The angiographic and procedural success rate was 98% and 95% respectively. Fifty-one percent of patients surveyed had single vessel disease, 34% had double vessel disease and triple vessel disease was seen in 15% of patients. Type A lesion was found in 16%, Type B in 55% and Type C in 29% of patients. The majority of patients had single vessel stenting (83%). The mean ± SD number of stents per patient was 1.6 ± 0.9.There were four in-hospital deaths (2%) and six patients (2.9%) had non-ST elevation myocardial infarction before hospital discharge. Out of 205 patients, 53 patients were lost to follow-up. Among the 148 patients followed up, 105 patients (71%) were asymptomatic at follow-up, 36 (24%) patients had stable angina and 7 (5%) had a late myocardial infarction including three patients with stent thrombosis (2%). Among the 43 patients with angina or late infarction, 28 patients underwent coronary angiogram. Angiographic in-stent restenosis was seen in 14 patients. Of them, 8 patients underwent CABG and 6 patients repeat PCI. Fourteen patients had patent stents.The remaining fifteen patients were on optimal medications including two patients with stent thrombosis as they refused coronary angiogram. Overall, 132 of 148 patients (105 asymptomatic/14 patent stents/13 with angina) (89%) were free from major adverse cardiac events. Considering anginal status and repeat angiograms, composite clinical (15 patients) and angiographic (14 patients) six-month restenosis rate in percutaneous coronary intervention patients (29/148) was 19.5%.

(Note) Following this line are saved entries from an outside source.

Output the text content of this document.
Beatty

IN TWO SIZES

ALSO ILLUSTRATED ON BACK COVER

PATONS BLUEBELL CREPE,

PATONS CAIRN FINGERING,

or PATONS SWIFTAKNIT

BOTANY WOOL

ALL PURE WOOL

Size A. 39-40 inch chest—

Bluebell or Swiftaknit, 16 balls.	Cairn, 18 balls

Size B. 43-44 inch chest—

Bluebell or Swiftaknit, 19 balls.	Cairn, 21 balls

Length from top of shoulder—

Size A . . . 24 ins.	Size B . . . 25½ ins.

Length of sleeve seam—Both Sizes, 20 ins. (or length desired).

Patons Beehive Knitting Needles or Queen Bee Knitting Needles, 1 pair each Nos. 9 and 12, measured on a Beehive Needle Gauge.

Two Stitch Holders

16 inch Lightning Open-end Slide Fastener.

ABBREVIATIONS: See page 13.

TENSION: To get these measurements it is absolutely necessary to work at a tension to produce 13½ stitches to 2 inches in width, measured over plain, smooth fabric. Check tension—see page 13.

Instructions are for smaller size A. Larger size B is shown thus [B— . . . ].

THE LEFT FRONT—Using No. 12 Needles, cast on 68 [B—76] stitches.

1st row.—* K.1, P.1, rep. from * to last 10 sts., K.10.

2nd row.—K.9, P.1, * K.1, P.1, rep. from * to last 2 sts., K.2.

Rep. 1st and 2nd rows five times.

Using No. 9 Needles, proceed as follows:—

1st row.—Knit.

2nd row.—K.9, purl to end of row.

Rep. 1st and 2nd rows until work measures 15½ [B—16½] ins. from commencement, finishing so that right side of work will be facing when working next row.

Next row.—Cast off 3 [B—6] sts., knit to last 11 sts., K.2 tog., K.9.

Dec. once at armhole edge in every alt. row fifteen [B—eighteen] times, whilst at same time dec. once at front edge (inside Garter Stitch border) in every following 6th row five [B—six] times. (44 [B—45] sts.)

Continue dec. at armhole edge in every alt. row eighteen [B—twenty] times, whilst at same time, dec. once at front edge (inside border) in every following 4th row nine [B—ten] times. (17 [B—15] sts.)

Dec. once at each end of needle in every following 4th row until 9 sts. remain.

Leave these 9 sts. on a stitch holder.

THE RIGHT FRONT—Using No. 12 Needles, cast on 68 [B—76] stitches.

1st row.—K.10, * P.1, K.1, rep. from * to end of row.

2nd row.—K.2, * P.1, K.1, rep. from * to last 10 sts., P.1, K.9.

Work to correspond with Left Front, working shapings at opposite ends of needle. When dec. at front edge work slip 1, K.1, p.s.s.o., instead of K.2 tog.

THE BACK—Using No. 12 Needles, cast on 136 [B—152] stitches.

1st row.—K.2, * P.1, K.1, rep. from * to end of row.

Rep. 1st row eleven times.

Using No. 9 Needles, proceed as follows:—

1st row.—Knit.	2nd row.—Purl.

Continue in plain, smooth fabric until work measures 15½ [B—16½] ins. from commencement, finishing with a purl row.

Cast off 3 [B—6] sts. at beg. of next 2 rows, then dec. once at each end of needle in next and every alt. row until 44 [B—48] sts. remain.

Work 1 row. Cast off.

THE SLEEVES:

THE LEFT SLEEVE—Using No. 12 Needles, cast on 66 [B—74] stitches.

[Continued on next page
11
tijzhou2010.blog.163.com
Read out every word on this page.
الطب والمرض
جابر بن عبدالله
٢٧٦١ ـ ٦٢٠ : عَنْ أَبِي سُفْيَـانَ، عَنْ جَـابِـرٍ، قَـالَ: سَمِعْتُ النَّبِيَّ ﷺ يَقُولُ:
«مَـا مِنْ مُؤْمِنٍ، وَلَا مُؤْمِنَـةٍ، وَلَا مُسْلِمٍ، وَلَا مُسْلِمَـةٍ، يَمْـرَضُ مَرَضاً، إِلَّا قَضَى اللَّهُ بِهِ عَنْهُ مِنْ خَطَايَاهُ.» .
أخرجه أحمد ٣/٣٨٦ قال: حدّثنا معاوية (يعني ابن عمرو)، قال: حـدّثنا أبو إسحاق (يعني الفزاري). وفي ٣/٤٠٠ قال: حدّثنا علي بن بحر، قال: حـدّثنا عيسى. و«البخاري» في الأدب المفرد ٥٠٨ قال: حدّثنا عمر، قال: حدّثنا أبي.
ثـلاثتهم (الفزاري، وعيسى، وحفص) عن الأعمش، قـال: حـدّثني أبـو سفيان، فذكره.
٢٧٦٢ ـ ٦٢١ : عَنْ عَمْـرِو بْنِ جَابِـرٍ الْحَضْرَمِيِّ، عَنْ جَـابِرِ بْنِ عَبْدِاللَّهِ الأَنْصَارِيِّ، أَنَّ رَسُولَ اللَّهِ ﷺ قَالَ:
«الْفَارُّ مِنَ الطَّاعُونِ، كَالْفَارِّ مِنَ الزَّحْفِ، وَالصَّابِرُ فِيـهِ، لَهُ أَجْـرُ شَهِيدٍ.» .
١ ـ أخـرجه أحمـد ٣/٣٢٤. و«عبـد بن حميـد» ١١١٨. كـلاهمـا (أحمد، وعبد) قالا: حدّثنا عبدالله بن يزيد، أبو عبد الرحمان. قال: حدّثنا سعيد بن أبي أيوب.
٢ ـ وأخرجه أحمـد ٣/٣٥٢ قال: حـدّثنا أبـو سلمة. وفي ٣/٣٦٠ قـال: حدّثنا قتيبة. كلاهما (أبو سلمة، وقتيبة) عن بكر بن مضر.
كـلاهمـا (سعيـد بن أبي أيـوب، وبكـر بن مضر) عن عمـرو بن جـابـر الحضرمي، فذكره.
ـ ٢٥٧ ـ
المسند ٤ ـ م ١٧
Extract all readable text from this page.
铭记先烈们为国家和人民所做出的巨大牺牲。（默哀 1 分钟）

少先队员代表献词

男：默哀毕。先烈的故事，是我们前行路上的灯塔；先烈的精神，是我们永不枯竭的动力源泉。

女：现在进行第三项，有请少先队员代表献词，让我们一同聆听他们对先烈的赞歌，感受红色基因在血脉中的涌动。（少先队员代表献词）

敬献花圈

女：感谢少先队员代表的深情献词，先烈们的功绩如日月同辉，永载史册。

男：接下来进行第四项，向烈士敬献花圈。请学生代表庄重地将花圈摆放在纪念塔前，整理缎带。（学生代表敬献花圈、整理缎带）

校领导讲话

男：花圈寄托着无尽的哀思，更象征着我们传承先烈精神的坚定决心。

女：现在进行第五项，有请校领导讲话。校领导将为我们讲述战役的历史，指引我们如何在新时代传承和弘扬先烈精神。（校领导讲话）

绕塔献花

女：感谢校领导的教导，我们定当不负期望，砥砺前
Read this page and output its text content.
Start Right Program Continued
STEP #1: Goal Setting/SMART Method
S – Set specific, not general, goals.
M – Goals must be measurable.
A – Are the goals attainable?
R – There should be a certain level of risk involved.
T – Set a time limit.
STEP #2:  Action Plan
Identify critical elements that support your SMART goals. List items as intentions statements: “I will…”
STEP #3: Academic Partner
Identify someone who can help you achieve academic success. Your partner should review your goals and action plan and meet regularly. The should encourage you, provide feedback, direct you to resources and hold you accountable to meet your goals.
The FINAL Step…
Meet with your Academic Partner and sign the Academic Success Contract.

Results of percutaneous coronary intervention in our setup is excellent with good immediate results, low complication rate, good six-month clinical outcome and is comparable to international standards.
评估在阿曼苏丹国一家三级医院接受经皮冠状动脉介入治疗的患者的临床特征、血管造影情况、住院期间及六个月的临床结局。
回顾性分析2007年1月至2007年6月期间连续205例同时患有急性冠状动脉综合征和稳定型冠状动脉疾病并接受经皮冠状动脉介入治疗的患者。通过这些患者六个月的门诊随访获取随访信息。
本研究的主要终点是主要不良心血管事件(MACE)的发生,定义为心源性死亡、任何心肌梗死(MI)、脑血管意外(CVA)以及通过再次经皮冠状动脉介入治疗(PCI)或冠状动脉搭桥手术(CABG)进行的靶血管血运重建(TVR)。次要终点包括血管造影成功率、手术成功率、心绞痛状况以及临床和血管造影再狭窄率。
血管造影成功率和手术成功率分别为98%和95%。接受调查的患者中,51%患有单支血管病变,34%患有双支血管病变,15%的患者患有三支血管病变。16%的患者为A型病变,55%为B型病变,29%为C型病变。大多数患者进行了单支血管支架置入(83%)。每位患者置入支架的平均数量±标准差为1.6±0.9。有4例住院死亡(2%),6例患者(2.9%)在出院前发生非ST段抬高型心肌梗死。205例患者中,53例失访。在随访的148例患者中,105例(71%)在随访时无症状,36例(24%)患者有稳定型心绞痛,7例(5%)发生晚期心肌梗死,其中3例患者发生支架血栓形成(2%)。在43例有心绞痛或晚期梗死的患者中,28例进行了冠状动脉造影。14例患者出现血管造影支架内再狭窄。其中,8例患者接受了CABG,6例患者再次进行了PCI。14例患者支架通畅。其余15例患者接受了最佳药物治疗,其中2例支架血栓形成患者因拒绝冠状动脉造影而接受药物治疗。总体而言,148例患者中的132例(105例无症状/14例支架通畅/13例有心绞痛)(89%)无主要不良心脏事件。考虑到心绞痛状况和再次血管造影,经皮冠状动脉介入治疗患者(29/148)的综合临床(15例患者)和血管造影(14例患者)六个月再狭窄率为19.5%。
我们医院经皮冠状动脉介入治疗的结果非常好,即刻效果良好,并发症发生率低,六个月临床结局良好,与国际标准相当。